Similar to the English word “Easter,” the word “Lent” was originally a secular word with no particular religious associations.

The word is traced etymologically to an Old English word lencten (related to “lengthen,” referring to the lengthening of days) that simply referred to the season of spring. It is also related to a Teutonic word with the same meaning.

The penitential season in the Church always fell during the springtime in Europe and over the centuries the word “Lent” became synonymous with the liturgical period. Additionally, for the Anglo-Saxon people it was an easier word than the official Latin title. In Latin it is called quadragesima, which means the “40 days” (or more literally the “40th day” before Easter). This term identifies the season with the 40-day period of preparation before the celebration of Jesus’s Passion, death and resurrection.

Nevertheless, spiritual writers have pointed out how this identification is spiritually beneficial. Lent is generally seen as a time of spiritual renewal, a type of “spiritual spring,” when a soul is renewed in fervor and cleansed of all impurities.

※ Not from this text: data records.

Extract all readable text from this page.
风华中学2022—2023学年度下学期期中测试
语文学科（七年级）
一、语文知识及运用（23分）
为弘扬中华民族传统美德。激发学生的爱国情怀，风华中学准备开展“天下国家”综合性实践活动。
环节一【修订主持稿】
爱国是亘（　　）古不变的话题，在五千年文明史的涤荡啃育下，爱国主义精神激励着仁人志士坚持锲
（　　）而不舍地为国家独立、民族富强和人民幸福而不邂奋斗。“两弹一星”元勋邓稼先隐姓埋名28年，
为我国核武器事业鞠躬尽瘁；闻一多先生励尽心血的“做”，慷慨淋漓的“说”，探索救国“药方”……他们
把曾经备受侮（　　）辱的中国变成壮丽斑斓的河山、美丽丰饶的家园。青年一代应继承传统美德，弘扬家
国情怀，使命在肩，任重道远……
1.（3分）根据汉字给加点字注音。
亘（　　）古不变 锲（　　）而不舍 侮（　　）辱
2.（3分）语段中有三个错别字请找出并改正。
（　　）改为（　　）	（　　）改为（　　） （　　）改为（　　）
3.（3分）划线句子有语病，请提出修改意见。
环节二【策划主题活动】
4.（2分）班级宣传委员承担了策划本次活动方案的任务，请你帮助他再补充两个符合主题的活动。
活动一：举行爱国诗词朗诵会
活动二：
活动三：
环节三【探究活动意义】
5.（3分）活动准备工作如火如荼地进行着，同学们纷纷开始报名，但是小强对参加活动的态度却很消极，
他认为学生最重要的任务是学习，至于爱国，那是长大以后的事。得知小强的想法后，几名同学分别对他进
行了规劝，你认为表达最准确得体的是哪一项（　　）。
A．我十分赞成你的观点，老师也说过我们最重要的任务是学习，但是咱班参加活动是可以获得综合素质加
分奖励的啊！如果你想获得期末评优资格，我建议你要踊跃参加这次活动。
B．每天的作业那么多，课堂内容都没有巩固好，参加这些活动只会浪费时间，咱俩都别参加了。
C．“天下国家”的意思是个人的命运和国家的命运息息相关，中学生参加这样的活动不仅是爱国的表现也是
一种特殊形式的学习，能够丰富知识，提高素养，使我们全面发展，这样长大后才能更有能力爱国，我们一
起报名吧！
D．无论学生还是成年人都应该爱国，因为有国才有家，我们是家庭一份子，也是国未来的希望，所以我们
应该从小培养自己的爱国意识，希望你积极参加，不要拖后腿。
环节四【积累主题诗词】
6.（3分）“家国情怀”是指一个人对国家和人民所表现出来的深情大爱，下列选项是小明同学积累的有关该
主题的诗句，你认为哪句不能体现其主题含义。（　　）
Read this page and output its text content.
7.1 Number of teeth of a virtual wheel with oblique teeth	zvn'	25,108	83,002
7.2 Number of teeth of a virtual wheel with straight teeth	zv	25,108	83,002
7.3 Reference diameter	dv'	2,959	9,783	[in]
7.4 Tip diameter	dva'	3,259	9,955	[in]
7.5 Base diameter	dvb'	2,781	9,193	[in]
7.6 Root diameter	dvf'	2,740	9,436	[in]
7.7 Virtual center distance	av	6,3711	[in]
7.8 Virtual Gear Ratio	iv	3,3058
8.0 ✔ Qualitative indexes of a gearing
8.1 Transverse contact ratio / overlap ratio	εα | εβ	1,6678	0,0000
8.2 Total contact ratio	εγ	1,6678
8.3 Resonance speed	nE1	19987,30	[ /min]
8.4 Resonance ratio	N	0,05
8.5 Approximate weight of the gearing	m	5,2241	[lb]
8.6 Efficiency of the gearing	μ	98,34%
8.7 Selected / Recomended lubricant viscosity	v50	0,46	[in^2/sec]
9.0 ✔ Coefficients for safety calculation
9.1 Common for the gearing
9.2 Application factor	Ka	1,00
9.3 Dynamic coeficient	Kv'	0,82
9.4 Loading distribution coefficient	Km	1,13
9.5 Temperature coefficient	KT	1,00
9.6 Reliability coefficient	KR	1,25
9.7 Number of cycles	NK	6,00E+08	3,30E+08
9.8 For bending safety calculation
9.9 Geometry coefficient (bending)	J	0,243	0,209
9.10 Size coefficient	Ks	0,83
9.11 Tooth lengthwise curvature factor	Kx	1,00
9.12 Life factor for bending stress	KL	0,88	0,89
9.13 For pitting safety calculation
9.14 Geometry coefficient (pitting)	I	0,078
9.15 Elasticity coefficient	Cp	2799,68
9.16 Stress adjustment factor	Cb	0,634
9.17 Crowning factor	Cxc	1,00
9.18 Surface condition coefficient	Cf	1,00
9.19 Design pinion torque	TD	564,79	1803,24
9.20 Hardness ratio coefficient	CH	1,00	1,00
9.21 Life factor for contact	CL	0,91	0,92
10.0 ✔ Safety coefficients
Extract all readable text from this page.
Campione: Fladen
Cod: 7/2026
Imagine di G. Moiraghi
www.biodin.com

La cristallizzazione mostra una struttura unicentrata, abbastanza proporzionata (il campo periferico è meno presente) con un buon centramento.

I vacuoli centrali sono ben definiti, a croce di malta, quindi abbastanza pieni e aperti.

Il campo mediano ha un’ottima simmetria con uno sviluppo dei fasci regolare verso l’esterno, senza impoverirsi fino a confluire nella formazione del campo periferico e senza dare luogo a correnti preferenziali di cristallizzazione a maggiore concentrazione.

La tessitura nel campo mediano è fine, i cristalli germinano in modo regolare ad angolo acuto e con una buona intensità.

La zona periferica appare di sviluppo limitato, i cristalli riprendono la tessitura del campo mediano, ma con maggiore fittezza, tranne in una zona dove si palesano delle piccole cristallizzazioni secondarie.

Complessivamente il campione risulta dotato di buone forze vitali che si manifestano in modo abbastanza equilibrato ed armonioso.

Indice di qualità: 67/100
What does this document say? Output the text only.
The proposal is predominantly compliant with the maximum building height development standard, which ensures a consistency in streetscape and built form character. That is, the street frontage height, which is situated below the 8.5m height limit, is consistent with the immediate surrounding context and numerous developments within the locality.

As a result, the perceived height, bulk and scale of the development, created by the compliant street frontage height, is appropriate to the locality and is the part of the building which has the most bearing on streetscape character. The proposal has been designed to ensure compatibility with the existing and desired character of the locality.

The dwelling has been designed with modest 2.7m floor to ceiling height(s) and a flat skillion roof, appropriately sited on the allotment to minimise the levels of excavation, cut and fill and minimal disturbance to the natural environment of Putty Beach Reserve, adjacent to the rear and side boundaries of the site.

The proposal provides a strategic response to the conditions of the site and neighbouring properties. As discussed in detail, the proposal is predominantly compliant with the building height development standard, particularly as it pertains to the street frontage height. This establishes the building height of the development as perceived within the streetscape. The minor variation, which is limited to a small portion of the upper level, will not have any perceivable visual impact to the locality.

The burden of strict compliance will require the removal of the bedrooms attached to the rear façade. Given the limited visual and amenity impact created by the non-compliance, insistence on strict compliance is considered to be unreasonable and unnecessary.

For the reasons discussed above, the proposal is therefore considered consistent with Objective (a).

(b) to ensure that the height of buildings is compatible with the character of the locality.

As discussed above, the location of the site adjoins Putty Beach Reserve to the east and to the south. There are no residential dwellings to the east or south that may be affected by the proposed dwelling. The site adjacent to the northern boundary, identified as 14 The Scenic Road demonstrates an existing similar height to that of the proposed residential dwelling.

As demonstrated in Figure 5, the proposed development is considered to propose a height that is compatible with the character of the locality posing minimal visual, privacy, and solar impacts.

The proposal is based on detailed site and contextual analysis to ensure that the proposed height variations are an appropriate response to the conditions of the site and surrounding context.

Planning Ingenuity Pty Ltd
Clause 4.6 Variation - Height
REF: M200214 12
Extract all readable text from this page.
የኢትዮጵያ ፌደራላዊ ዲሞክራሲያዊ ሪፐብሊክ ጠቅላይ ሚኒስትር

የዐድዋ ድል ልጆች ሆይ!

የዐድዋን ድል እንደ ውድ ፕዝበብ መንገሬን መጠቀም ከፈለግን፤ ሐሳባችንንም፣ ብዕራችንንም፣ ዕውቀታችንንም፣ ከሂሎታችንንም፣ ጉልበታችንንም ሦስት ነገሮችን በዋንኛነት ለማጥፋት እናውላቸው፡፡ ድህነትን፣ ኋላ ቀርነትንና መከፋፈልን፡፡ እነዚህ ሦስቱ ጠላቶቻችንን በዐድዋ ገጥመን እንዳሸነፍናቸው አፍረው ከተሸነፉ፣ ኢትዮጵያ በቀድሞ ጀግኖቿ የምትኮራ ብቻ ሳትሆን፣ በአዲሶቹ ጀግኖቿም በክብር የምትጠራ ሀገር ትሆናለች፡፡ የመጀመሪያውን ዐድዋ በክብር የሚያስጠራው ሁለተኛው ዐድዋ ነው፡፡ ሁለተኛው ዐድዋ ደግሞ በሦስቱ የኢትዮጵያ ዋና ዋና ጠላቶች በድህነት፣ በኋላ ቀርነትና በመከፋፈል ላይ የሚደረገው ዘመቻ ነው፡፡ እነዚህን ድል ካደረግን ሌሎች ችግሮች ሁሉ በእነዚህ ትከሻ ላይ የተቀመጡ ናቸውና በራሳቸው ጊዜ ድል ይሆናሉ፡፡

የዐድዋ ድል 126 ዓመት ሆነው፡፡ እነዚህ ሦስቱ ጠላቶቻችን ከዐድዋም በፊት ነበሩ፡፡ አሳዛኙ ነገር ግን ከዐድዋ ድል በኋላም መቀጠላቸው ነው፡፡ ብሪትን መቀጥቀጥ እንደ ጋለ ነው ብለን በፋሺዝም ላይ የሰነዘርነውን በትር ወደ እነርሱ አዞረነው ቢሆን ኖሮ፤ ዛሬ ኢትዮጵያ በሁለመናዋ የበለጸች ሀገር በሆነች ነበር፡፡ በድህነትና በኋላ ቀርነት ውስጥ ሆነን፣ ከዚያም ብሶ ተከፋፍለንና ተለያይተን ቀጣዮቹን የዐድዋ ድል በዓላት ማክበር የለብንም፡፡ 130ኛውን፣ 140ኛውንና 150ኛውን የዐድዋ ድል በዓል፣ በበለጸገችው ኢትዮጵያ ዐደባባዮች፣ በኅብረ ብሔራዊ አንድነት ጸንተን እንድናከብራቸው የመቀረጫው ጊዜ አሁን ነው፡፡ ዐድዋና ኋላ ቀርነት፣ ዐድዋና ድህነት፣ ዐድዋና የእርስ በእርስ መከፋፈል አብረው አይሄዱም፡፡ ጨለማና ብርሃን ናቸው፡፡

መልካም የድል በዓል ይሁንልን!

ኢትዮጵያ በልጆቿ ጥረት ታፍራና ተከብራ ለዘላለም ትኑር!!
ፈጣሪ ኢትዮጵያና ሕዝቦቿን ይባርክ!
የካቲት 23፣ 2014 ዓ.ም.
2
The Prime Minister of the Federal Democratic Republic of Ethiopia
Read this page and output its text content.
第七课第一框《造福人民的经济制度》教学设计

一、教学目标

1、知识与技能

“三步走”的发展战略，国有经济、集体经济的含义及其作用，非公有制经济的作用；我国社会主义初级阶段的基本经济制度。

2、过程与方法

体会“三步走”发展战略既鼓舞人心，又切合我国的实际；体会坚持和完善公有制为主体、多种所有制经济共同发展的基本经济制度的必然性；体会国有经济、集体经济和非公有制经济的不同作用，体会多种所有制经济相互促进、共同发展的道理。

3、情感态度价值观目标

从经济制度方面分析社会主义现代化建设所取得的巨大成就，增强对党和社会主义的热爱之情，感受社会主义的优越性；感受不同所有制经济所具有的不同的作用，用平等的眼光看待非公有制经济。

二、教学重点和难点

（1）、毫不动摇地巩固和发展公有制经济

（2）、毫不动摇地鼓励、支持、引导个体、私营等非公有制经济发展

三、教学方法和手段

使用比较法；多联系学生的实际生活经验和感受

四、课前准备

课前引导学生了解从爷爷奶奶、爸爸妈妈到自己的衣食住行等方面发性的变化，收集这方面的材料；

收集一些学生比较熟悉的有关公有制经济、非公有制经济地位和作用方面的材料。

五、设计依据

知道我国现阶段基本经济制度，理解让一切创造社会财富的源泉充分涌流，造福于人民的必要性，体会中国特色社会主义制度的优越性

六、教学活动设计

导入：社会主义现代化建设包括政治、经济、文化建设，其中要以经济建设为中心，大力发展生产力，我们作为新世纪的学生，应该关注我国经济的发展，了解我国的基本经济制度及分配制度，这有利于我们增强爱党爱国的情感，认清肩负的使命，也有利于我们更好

Saint John Paul II summarized it well during a General Audience in his pontificate.

Here then is revealed the meaning and necessity of the Lenten season which, by its call to conversion, leads us through prayer, penance and acts of fraternal solidarity to renew or reinvigorate our friendship with Jesus in faith, to free ourselves from the deceptive promises of earthly happiness and once again to savour the harmony of the interior life in authentic love for Christ.